Musculoskeletal Drugs: Current Drugs Seeing Consistent Growth

The musculoskeletal system consists of the body's bones, muscles, cartilage, tendons, ligaments, joints and other connective tissues, and enables humans to move physically. Pfizer has a number of well-known drugs in the division including Enbrel, Celebrex and Medrol and revenues from the division clocked more than $7 billion in 2012. The division has seen rapid growth owing to a continued pick-up in demand for its RA biologic, Enbrel. With the twin factors of no patent expiration in the near future and the recent launch of Xeljanz, we expect this trend to continue going forward.

Despite significant competition, the division's largest selling drug, Enbrel, is seeing continued growth in demand due to its preference as first and second-line treatment for RA. [3] Further, the reissue of a patent for Celebrex will allow Pfizer additional time to generate more sales from the drug. Both of these drugs collectively garnered over $6 billion in revenues, which constitutes about 85% of the division's revenues in 2012. [4] However, the major growth driver for revenues going forward will be Tofacitinib, which nabbed FDA approval to treat RA patients last quarter.

Tofacitinib: Key To The Future Growth

The RA drug market is crowded with many established drugs like Abbott's Humira, Johnson & Johnson's Simponi and Roche's Rituxan. Not to forget Pfizer's own Enbrel. However, about 30-40% of RA patients do not respond to current treatments which present a significant opportunity for new drugs. One can easily gauge the revenue potential since about 1.5 million people in the U.S. alone suffer from RA. [5] Currently, we have pegged the peak sales of Tofacitinib at around $1.5 billion as it may be difficult to change a physician's prescription habits for biologics. Pfizer had earlier expected Tofacitinib to be mostly used in patients who failed major RA treatments like Humira and Simponi. In addition, we believe there is no major cost advantage of Tofacitinib over Humira, the largest selling drug for RA. Further, many of these treatments, including Humira, will lose patent protection in the next 3-4 years, which will open the market for relatively cheaper biosimilars.

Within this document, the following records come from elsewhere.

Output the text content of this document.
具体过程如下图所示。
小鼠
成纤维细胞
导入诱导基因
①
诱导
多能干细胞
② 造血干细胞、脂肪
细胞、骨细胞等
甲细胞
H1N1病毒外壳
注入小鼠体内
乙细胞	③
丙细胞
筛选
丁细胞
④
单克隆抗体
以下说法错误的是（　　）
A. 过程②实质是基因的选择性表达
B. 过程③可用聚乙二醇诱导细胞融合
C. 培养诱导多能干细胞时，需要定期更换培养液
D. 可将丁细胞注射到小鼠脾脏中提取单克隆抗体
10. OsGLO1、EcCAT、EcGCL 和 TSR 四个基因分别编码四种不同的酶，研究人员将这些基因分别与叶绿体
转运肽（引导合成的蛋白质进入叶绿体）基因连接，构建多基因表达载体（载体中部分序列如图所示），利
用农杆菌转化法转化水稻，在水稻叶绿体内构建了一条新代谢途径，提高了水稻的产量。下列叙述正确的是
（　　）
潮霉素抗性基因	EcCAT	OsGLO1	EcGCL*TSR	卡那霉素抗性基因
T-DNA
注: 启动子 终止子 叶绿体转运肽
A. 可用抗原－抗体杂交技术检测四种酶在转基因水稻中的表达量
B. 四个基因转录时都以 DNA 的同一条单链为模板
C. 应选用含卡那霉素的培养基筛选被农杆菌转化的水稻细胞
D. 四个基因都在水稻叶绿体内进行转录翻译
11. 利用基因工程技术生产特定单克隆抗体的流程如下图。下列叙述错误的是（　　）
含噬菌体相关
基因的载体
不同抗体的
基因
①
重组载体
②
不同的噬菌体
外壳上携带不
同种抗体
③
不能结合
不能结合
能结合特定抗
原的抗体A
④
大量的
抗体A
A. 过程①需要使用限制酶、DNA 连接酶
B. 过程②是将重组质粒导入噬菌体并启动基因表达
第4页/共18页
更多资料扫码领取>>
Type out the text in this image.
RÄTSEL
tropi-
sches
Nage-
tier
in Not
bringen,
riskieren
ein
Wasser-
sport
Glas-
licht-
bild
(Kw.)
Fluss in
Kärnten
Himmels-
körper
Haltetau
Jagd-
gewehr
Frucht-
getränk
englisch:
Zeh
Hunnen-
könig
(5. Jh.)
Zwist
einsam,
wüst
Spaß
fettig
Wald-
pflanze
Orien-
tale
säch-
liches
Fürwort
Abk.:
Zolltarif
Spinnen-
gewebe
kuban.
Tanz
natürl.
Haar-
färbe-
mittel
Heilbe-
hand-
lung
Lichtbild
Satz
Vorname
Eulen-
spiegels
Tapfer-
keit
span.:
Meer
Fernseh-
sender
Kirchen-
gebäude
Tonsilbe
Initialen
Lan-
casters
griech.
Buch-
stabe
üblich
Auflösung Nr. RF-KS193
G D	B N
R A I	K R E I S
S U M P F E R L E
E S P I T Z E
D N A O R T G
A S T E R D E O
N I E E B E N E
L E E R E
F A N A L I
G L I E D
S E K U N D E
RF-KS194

However, the fact is that most of the prevalent treatments, including Humira, are injectables, whereas Tofacitinib has the advantage of being an oral pill. Further, the drug is targeting other autoimmune diseases as well. Recently, the drug was proven to be effective for the treatment of Ulcerative Colitis (UC) in phase II clinical trials. The company will soon begin phase III studies to verify the drug's efficacy and safety in UC patients and it plans to test higher doses of the drug. (Read Pfizer May Extract More From Tofacitinib, Drug Further Delayed) Should these factors result in higher sales of the drug than we currently anticipate, there could be an upside to Pfizer's revenues.

We are revising our $27 price estimate for Pfizer to reflect the annual earnings and recent developments.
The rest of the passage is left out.